Huntsman^® is also equipped with an Alert Correlation Engine which correlates multiple events into a single alert message using an "electronic paper-clipping" technique.

Security incidents and attacks are, by their very nature, random and unpredictable, it is impossible to tell where the next attack is coming from or when it is likely to occur. Tell-tale signs or events, which may appear innocent when viewed in isolation at the time of their occurrence, may assume a new more sinister context when viewed with future events.

The autonomous correlation engine ACE provides the knowledgeable administrator the means to correlate with future events. The ability to substitute variables (such as source/destinations addresses and subnets, signatures, usernames etc.) into the correlation triggers and conditions provides a high degree of flexibility. The administrator is empowered to predict and act on future events. If the predicted events do not occur within the specified timeframe then the rule can be ignored or a different alert message can be raised.

Device vendors rarely agree on standards and formats and when they do, the agreed standards are often no more than frameworks which provide ample room for differentiation. The result for customers and users who wish to take advantage of the various product features offered by vendors is a heterogeneous environment which can be difficult to manage.

Huntsman^® implements a standard CDF for all events collected and processed. This delivers the enterprise several advantages:

Each event is processed efficiently by the inference engine and rule base.

All devices and events are treated in a generic fashion thereby minimizing the size and complexity of the rule base.

Establishment of a normal baseline model is made more efficient, thus providing the anomaly detection capability.

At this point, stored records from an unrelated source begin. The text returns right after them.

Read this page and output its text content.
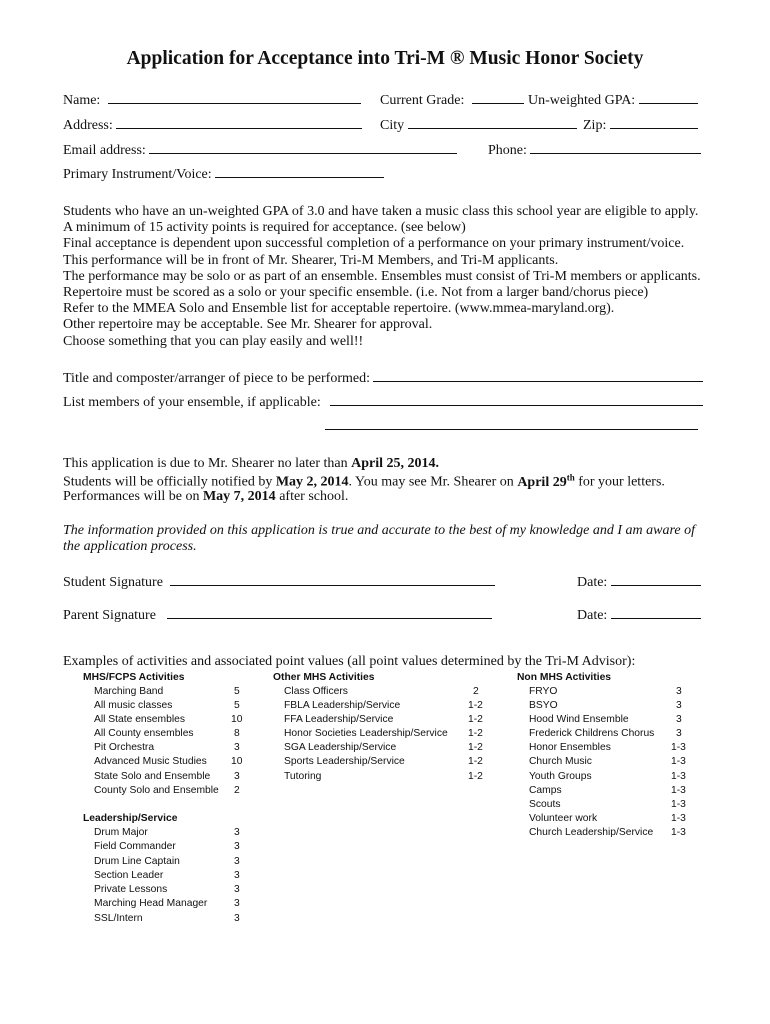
Application for Acceptance into Tri-M ® Music Honor Society
Name:	Current Grade:	Un-weighted GPA:
Address:	City	Zip:
Email address:	Phone:
Primary Instrument/Voice:
Students who have an un-weighted GPA of 3.0 and have taken a music class this school year are eligible to apply.
A minimum of 15 activity points is required for acceptance. (see below)
Final acceptance is dependent upon successful completion of a performance on your primary instrument/voice.
This performance will be in front of Mr. Shearer, Tri-M Members, and Tri-M applicants.
The performance may be solo or as part of an ensemble. Ensembles must consist of Tri-M members or applicants.
Repertoire must be scored as a solo or your specific ensemble. (i.e. Not from a larger band/chorus piece)
Refer to the MMEA Solo and Ensemble list for acceptable repertoire. (www.mmea-maryland.org).
Other repertoire may be acceptable. See Mr. Shearer for approval.
Choose something that you can play easily and well!!
Title and composter/arranger of piece to be performed:
List members of your ensemble, if applicable:
This application is due to Mr. Shearer no later than April 25, 2014.
Students will be officially notified by May 2, 2014. You may see Mr. Shearer on April 29th for your letters.
Performances will be on May 7, 2014 after school.
The information provided on this application is true and accurate to the best of my knowledge and I am aware of
the application process.
Student Signature	Date:
Parent Signature	Date:
Examples of activities and associated point values (all point values determined by the Tri-M Advisor):
MHS/FCPS Activities	Other MHS Activities	Non MHS Activities
Marching Band	5
All music classes	5
All State ensembles	10
All County ensembles	8
Pit Orchestra	3
Advanced Music Studies 10
State Solo and Ensemble 3
County Solo and Ensemble 2
Leadership/Service
Drum Major	3
Field Commander	3
Drum Line Captain	3
Section Leader	3
Private Lessons	3
Marching Head Manager	3
SSL/Intern	3
Class Officers	2
FBLA Leadership/Service	1-2
FFA Leadership/Service	1-2
Honor Societies Leadership/Service 1-2
SGA Leadership/Service	1-2
Sports Leadership/Service	1-2
Tutoring	1-2
FRYO	3
BSYO	3
Hood Wind Ensemble	3
Frederick Childrens Chorus 3
Honor Ensembles	1-3
Church Music	1-3
Youth Groups	1-3
Camps	1-3
Scouts	1-3
Volunteer work	1-3
Church Leadership/Service 1-3
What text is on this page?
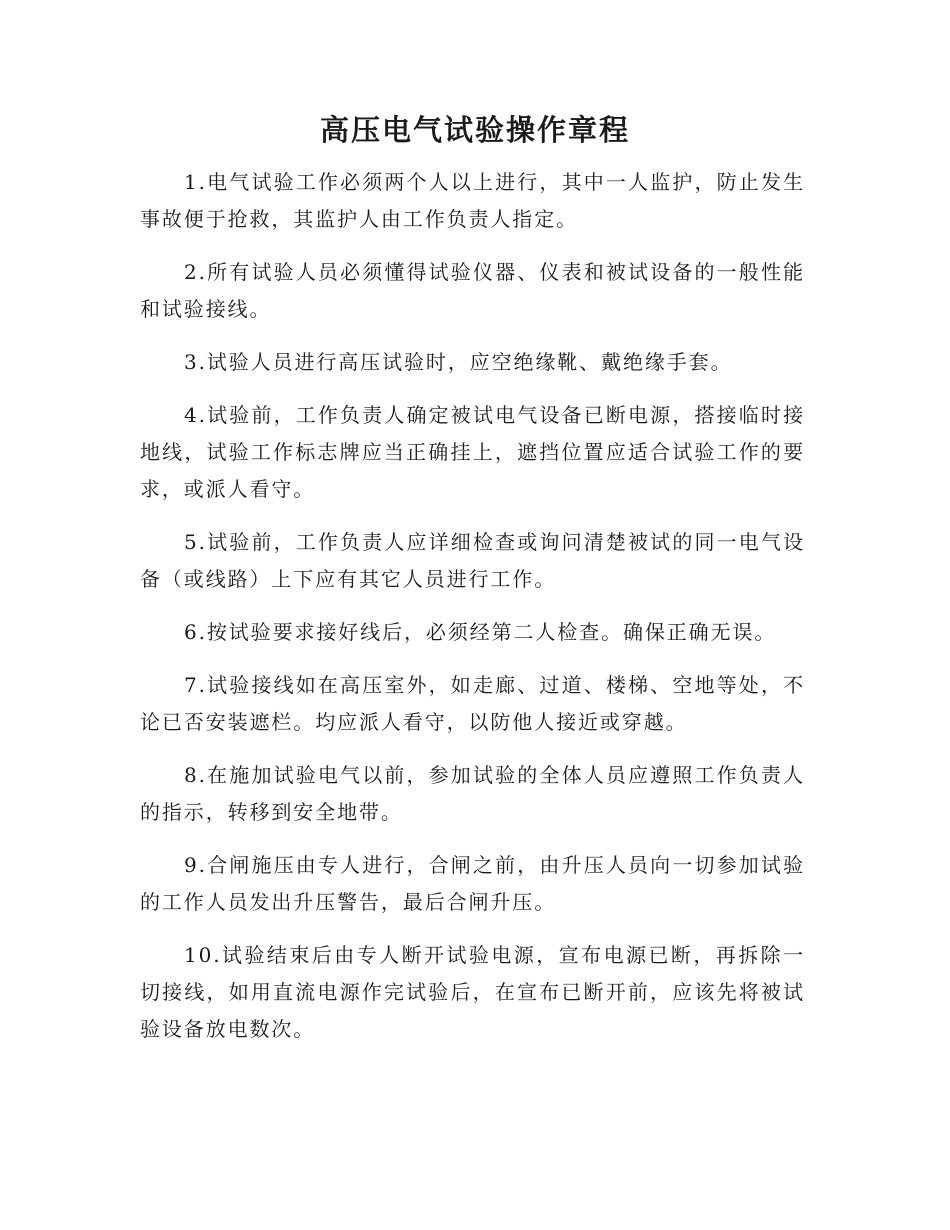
高压电气试验操作章程

1.电气试验工作必须两个人以上进行，其中一人监护，防止发生事故便于抢救，其监护人由工作负责人指定。

2.所有试验人员必须懂得试验仪器、仪表和被试设备的一般性能和试验接线。

3.试验人员进行高压试验时，应空绝缘靴、戴绝缘手套。

4.试验前，工作负责人确定被试电气设备已断电源，搭接临时接地线，试验工作标志牌应当正确挂上，遮挡位置应适合试验工作的要求，或派人看守。

5.试验前，工作负责人应详细检查或询问清楚被试的同一电气设备（或线路）上下应有其它人员进行工作。

6.按试验要求接好线后，必须经第二人检查。确保正确无误。

7.试验接线如在高压室外，如走廊、过道、楼梯、空地等处，不论已否安装遮栏。均应派人看守，以防他人接近或穿越。

8.在施加试验电气以前，参加试验的全体人员应遵照工作负责人的指示，转移到安全地带。

9.合闸施压由专人进行，合闸之前，由升压人员向一切参加试验的工作人员发出升压警告，最后合闸升压。

10.试验结束后由专人断开试验电源，宣布电源已断，再拆除一切接线，如用直流电源作完试验后，在宣布已断开前，应该先将被试验设备放电数次。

Comprehensive correlation on any field is possible.

Different event types from different sources can be displayed in a flexible, user friendly format. The presentation can be changed simply using the supplied field mapping and column header translation tools.

The minimum system requirements* are set out in the table below.

Processor	OS	Hardware	Supported Databases
SPARC	Solaris 9 or 10	2 x 2.15 GHz SPARC64 VI Dual Core CPU or better	Oracle 10g R2 or greater
Intel or	Windows Server 2003 R2 or 2008 R2 32/64 bit Linux (RHEL 4/5, SLES 9, Ubuntu 8.04)	2 x Dual Core Xeon 2.5 GHz CPU or better 4GB RAM 1.2 GB Hard drive space	Microsoft SQL Server 2003 R2 or 2008 R2 Standard

*Individual requirements vary depending on several factors, Tier-3 will be happy to advise on the appropriate platform for your site.

Huntsman^® agents are small-footprint programs that have minimal impact on their host servers. No processing or analysis is carried out by the agent. Typically Huntsman^® agents use less than 2% of CPU cycles on their host system. Memory utilization varies between 2-8MB. 12Mb of disk space is used when fully installed.

Because the agents are "smart" they only collect and transport those events that are required by the Decider. Huntsman^® event traffic typically appears as only a minor increment of network traffic.